Happy Accidents latest album, Everything But The Here And Now, feels like it is an offering to the gods who look after the both spectrums of the mortal’s lives and understands why we ignore the trials and tribulations, the out and out war of the moment. A music inclined deity takes notes, waves a hand over the split second between the tick and the tock and firmly suggests that the now does not matter; what should be concerning all is what is to come and for Happy Accidents that sense of fortune and future is assured in this set of songs.

For the threesome, Rich, Neil and Phoebe, this album is that next step, the laurels to which many sit upon as they reflect the enormity of what has gone before, is not in evidence here, what is though is the mindset of continuing exploration.
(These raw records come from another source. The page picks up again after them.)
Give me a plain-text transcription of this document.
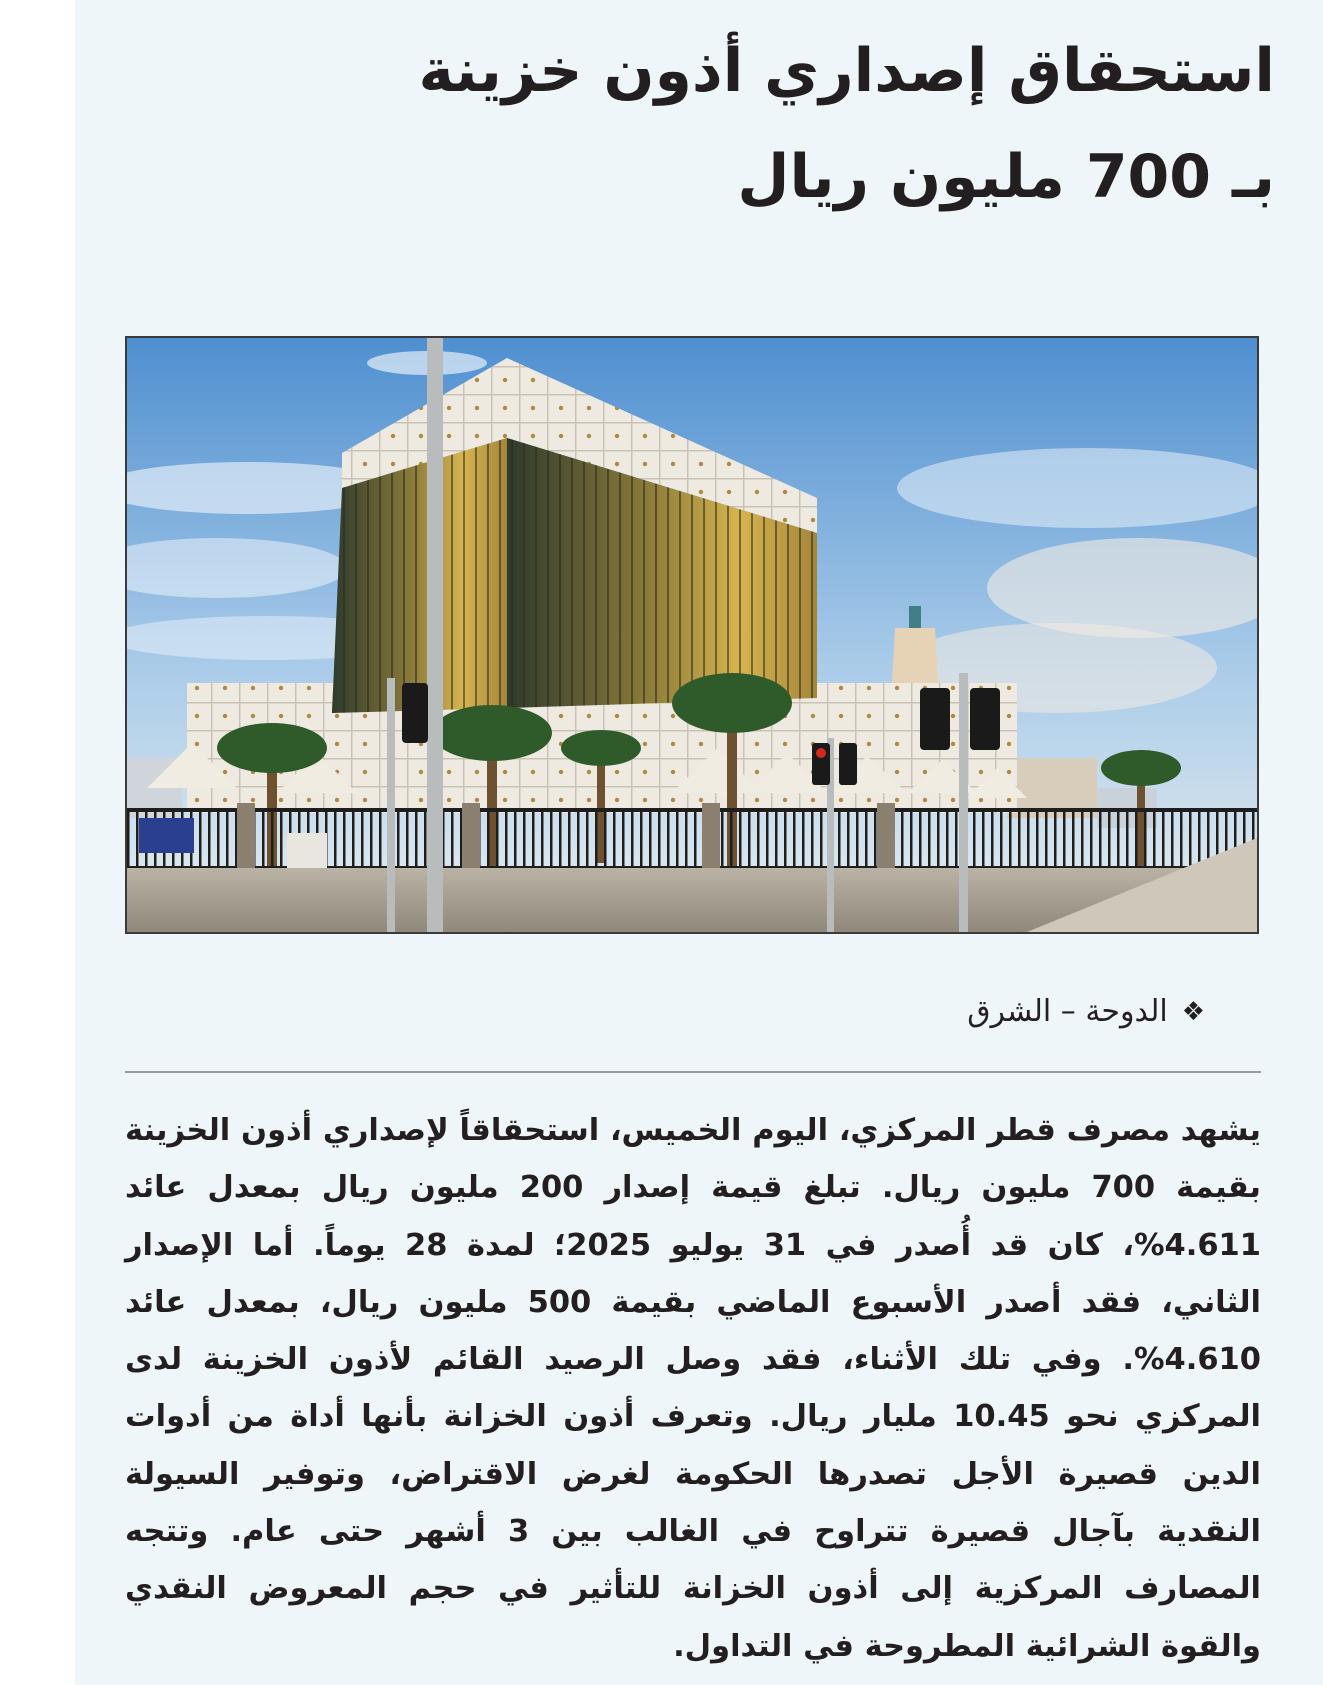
استحقاق إصداري أذون خزينة
بـ 700 مليون ريال
❖
الدوحة – الشرق

يشهد مصرف قطر المركزي، اليوم الخميس، استحقاقاً لإصداري أذون الخزينة بقيمة 700 مليون ريال. تبلغ قيمة إصدار 200 مليون ريال بمعدل عائد 4.611%، كان قد أُصدر في 31 يوليو 2025؛ لمدة 28 يوماً. أما الإصدار الثاني، فقد أصدر الأسبوع الماضي بقيمة 500 مليون ريال، بمعدل عائد 4.610%. وفي تلك الأثناء، فقد وصل الرصيد القائم لأذون الخزينة لدى المركزي نحو 10.45 مليار ريال. وتعرف أذون الخزانة بأنها أداة من أدوات الدين قصيرة الأجل تصدرها الحكومة لغرض الاقتراض، وتوفير السيولة النقدية بآجال قصيرة تتراوح في الغالب بين 3 أشهر حتى عام. وتتجه المصارف المركزية إلى أذون الخزانة للتأثير في حجم المعروض النقدي والقوة الشرائية المطروحة في التداول.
The desire to stretch themselves further than they have gone before and set the tone with an array of unheard voices, of songs that are both turbulent and destructive, menacing even but with that scarce ability to make the songs seem lighter than air, to make them graft and sweat but also to acknowledge all that they have come to endure and give them the sense of peace where possible.

If anything is done by design we celebrate it, however, we should also thanks the gods of Happy Accidents, for in that brush with fate, comes a more honourable state of affairs in which to rejoice in. In tracks such as Wait It Out, A Better Plan, Different Views and Text Me When You’re Home, Happy Accidents have taken on the present and thought very much in the terms of the possibilities of the future, their future and it is one that is getting rosier on each step taken.

A very good album, full of the menace that you would expect but one in which the hold over the listener is made of softer and more robust pleasure; Everything But The Here And Now, is not just of the moment.

Happy Accidents release Everything But The Here And Now on February 16th via Alcopop!